BlackRock plays Robot-card to win on Stock Market

BlackRock, the world’s largest fund company, will rely on robots to do its stockpicking. The $5.1 trillion asset manager announced on Tuesday that they will be restructuring the business to offer cheaper quantitative stock funds driven by computer models.
The change impacts about $30 billion in assets under management, including $30 million in annual fee-related dollars, says Jefferies analyst Daniel Fannon. Fannon says that while the scale of the reorganization is surprising, the change makes sense in the context of the firm's struggle to draw active stock assets. This means that traditional stock-pickers will be replaced, with reports indicating that 40 jobs are on the line in the shake-up, with Blackrock earmarking $25 million in severance and bonuses to those affected.
The company’s new investment strategy will be implemented in 11% of the stock fund business, which currently holds $275 billion in active stock.
The author of the company's new strategy is former Canada Pension Plan Investment Board Chief Executive Mark Wiseman, who was hired last year to turn around the stock-picking business, as Fox News reported.

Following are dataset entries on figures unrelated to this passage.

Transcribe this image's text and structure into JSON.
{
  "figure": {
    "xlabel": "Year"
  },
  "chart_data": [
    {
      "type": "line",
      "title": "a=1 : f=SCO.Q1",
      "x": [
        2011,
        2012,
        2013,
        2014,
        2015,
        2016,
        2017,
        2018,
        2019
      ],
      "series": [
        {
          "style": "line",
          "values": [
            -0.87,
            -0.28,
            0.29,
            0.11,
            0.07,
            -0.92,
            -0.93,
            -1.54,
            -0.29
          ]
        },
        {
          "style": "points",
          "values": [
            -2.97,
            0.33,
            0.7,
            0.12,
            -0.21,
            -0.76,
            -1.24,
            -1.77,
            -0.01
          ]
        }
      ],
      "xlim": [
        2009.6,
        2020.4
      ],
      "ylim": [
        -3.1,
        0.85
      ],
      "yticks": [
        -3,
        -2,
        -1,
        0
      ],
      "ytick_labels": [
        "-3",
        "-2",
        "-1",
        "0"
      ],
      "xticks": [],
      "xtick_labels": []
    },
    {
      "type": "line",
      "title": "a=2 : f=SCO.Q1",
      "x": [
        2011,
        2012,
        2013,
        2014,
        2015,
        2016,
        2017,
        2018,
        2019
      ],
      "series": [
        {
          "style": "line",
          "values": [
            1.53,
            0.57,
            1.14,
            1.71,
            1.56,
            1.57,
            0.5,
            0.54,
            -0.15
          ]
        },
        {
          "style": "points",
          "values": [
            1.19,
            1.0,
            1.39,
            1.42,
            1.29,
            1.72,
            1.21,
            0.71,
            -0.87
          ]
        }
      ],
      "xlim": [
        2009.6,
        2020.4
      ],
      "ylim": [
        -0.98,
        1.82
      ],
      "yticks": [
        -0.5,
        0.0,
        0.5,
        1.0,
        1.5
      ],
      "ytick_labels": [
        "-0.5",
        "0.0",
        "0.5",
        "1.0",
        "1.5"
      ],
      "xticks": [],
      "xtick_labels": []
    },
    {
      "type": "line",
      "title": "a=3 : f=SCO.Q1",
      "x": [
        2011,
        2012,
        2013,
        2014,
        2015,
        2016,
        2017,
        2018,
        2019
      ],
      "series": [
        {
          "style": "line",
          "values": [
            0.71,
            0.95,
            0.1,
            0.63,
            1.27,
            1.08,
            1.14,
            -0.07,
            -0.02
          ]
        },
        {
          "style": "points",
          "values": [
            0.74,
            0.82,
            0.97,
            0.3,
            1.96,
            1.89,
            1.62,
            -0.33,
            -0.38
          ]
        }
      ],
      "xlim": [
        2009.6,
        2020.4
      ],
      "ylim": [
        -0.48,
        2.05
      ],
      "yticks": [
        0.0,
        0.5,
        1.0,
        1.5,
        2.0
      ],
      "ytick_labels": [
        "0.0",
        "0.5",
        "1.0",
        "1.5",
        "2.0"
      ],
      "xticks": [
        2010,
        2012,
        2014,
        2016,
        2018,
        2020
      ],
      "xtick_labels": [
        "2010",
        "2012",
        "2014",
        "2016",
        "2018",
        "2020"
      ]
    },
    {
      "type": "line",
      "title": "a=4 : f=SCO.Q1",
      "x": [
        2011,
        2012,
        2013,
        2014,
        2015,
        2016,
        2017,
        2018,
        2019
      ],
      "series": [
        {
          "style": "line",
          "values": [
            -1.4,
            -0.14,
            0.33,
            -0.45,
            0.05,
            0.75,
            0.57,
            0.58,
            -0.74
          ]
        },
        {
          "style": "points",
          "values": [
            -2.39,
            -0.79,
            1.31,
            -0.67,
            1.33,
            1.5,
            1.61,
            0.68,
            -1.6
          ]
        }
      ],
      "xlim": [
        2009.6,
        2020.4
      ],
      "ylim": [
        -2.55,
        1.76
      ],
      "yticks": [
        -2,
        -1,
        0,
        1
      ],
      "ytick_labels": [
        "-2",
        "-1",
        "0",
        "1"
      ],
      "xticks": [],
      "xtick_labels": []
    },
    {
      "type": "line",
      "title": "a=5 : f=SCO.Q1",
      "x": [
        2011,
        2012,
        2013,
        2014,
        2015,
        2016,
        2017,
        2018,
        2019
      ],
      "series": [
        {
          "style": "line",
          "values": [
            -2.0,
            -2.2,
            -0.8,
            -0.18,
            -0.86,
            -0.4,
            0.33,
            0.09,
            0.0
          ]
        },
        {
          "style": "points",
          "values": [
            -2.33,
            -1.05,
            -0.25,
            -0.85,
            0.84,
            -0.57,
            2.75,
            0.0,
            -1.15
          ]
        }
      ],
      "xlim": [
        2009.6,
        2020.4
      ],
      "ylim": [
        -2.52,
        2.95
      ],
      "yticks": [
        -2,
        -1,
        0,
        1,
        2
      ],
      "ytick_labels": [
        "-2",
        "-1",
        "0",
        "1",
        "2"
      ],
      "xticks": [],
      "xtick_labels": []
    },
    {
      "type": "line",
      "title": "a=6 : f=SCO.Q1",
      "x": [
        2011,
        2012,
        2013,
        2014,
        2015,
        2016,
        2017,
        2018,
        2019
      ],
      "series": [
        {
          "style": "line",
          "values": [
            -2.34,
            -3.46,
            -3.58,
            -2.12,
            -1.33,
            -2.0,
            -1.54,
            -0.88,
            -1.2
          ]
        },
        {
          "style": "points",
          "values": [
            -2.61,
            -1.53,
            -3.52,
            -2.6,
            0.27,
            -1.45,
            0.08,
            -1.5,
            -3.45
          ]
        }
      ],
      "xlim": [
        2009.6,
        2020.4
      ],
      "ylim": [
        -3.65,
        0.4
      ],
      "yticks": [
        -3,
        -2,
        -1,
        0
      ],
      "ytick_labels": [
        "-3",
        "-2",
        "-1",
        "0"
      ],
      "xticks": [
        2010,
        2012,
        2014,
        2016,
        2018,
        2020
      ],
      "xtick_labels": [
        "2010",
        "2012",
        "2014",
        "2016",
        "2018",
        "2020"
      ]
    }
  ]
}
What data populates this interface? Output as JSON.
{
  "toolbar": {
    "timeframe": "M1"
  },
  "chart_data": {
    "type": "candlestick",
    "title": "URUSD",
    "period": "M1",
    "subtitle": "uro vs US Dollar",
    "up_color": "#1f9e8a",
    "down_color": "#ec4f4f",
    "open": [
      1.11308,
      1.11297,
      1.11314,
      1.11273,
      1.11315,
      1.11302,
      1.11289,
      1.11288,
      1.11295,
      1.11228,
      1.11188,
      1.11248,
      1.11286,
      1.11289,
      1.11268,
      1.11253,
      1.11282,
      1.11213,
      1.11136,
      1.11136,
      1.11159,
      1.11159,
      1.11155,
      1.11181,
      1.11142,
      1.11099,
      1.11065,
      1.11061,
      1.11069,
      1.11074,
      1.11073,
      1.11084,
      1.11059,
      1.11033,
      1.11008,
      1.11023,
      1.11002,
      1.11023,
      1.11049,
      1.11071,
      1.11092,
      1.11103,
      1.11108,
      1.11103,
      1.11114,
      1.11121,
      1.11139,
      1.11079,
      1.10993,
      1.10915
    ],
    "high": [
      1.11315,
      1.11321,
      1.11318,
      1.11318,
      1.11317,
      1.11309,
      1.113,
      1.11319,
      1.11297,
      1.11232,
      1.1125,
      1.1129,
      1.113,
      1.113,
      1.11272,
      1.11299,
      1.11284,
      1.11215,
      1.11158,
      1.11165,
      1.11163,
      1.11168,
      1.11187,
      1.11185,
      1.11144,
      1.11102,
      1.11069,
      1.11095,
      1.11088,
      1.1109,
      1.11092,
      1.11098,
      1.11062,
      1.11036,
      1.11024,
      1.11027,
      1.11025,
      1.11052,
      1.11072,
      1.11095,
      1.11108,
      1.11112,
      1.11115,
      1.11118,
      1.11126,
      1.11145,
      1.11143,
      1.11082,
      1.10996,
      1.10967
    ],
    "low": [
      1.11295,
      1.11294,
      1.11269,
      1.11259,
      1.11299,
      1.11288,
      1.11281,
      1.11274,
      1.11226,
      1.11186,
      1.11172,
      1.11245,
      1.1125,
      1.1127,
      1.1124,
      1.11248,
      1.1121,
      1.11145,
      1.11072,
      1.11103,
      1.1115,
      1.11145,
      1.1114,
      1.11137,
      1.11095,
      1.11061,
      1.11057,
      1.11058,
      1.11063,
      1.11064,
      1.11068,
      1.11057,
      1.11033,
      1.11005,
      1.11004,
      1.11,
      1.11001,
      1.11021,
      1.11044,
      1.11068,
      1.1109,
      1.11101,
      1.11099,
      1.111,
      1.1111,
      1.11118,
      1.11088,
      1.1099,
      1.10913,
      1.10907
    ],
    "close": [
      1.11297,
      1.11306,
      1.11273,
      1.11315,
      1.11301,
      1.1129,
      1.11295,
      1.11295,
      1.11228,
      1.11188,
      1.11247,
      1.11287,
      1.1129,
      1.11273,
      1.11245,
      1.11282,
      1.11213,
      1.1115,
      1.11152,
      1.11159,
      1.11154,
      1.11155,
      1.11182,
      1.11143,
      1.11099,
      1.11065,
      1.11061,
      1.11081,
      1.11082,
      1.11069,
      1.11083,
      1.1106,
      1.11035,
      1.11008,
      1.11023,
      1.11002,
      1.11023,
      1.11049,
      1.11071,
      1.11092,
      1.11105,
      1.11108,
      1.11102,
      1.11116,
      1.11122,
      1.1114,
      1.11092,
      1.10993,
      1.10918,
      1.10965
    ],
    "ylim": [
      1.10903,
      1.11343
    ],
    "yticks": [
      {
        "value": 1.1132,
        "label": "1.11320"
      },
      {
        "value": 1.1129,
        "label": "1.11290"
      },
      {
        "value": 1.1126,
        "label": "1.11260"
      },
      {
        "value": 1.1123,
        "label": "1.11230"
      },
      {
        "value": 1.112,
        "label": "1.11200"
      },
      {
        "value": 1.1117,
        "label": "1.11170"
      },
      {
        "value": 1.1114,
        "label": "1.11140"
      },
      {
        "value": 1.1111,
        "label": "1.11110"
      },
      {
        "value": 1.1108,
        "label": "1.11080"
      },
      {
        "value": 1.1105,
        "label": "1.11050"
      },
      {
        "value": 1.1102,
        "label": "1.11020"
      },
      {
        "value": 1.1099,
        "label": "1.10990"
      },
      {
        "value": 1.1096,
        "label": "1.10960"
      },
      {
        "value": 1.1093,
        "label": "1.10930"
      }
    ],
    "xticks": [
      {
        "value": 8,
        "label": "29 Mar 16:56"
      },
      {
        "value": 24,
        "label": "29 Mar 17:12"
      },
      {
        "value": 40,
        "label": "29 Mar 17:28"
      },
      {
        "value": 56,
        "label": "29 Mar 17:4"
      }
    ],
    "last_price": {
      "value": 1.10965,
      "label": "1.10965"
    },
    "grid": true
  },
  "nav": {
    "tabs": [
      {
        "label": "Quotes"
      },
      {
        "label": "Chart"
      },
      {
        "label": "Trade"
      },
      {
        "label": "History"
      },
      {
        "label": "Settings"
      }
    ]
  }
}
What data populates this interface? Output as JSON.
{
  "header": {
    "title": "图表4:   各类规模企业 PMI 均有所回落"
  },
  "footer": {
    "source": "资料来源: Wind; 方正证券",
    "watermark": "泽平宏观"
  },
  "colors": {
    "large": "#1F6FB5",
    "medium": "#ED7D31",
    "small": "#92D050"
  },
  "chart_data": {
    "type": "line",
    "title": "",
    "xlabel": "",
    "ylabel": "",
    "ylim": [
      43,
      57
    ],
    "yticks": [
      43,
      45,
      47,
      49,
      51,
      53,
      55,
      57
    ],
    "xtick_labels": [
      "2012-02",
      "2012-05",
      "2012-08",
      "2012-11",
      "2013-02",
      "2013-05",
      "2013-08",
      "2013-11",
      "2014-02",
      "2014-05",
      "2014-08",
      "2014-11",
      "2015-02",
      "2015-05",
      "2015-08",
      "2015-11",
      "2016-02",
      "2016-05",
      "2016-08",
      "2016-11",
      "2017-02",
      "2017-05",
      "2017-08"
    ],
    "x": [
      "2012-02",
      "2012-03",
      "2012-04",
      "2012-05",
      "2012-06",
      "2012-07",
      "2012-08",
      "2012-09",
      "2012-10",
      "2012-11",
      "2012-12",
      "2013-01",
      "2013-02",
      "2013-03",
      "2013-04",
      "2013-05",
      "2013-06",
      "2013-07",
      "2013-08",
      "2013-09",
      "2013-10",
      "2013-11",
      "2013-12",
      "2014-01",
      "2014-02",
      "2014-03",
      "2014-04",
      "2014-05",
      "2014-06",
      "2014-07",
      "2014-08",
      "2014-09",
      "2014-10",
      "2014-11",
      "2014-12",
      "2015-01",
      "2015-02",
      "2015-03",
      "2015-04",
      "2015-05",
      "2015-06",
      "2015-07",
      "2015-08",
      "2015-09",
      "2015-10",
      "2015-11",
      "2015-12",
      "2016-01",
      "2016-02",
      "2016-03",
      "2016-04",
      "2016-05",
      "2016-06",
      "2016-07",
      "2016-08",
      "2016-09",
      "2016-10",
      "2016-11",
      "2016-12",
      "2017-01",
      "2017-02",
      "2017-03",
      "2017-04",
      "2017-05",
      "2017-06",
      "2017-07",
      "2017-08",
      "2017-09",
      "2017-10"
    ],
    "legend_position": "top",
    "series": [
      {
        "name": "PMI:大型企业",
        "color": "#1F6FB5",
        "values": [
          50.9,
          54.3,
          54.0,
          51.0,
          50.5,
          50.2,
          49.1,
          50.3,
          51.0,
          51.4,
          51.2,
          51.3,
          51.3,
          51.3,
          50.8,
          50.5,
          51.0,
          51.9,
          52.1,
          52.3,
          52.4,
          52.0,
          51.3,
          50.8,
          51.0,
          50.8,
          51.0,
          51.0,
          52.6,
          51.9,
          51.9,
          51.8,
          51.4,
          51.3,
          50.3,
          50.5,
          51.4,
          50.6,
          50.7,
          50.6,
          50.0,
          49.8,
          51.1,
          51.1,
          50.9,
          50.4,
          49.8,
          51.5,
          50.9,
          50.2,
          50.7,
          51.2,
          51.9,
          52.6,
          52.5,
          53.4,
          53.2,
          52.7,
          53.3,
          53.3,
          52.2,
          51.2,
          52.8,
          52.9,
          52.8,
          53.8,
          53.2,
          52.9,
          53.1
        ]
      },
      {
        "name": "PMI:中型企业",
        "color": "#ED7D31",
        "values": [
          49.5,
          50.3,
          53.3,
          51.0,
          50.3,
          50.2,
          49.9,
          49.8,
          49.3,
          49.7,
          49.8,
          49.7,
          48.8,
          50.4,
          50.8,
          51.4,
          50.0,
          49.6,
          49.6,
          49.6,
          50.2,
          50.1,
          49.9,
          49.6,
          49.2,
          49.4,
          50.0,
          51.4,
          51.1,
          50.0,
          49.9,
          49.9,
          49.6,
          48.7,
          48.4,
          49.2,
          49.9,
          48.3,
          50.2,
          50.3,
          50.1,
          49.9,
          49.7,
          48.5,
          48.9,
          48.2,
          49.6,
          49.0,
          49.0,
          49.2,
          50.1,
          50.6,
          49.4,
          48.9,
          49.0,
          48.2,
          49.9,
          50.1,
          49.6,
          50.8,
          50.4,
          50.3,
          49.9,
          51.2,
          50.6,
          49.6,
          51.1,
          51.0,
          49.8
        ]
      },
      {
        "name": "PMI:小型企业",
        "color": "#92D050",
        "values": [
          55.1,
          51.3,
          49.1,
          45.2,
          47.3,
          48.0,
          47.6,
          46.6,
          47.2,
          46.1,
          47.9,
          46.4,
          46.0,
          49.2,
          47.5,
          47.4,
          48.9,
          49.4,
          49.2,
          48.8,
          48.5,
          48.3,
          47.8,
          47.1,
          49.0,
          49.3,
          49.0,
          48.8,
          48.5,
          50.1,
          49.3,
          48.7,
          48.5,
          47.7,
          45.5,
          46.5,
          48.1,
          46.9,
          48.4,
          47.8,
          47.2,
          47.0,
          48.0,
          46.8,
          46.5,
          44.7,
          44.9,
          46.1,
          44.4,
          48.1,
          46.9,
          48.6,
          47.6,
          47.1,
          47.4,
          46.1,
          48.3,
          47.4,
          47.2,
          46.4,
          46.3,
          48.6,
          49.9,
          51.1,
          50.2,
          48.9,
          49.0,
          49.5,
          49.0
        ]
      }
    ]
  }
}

"We're in really rough seas, but BlackRock is an aircraft carrier," Mr. Wiseman said. "Everyone else is in dinghies, and they're bailing like hell."
New York-based BlackRock also owns one of the most prized businesses in asset management, its iShares ETF franchise purchased from Barclays in 2009. Much of the company's active stock franchise is from its 2006 acquisition of Merrill Lynch Investment Managers.
According to CNBC's Leslie Picker, the changes come at a time when clients at BlackRock and other competing firms are frustrated with the high fees and investments that generated sub-par results, especially compared to much cheaper exchange traded funds.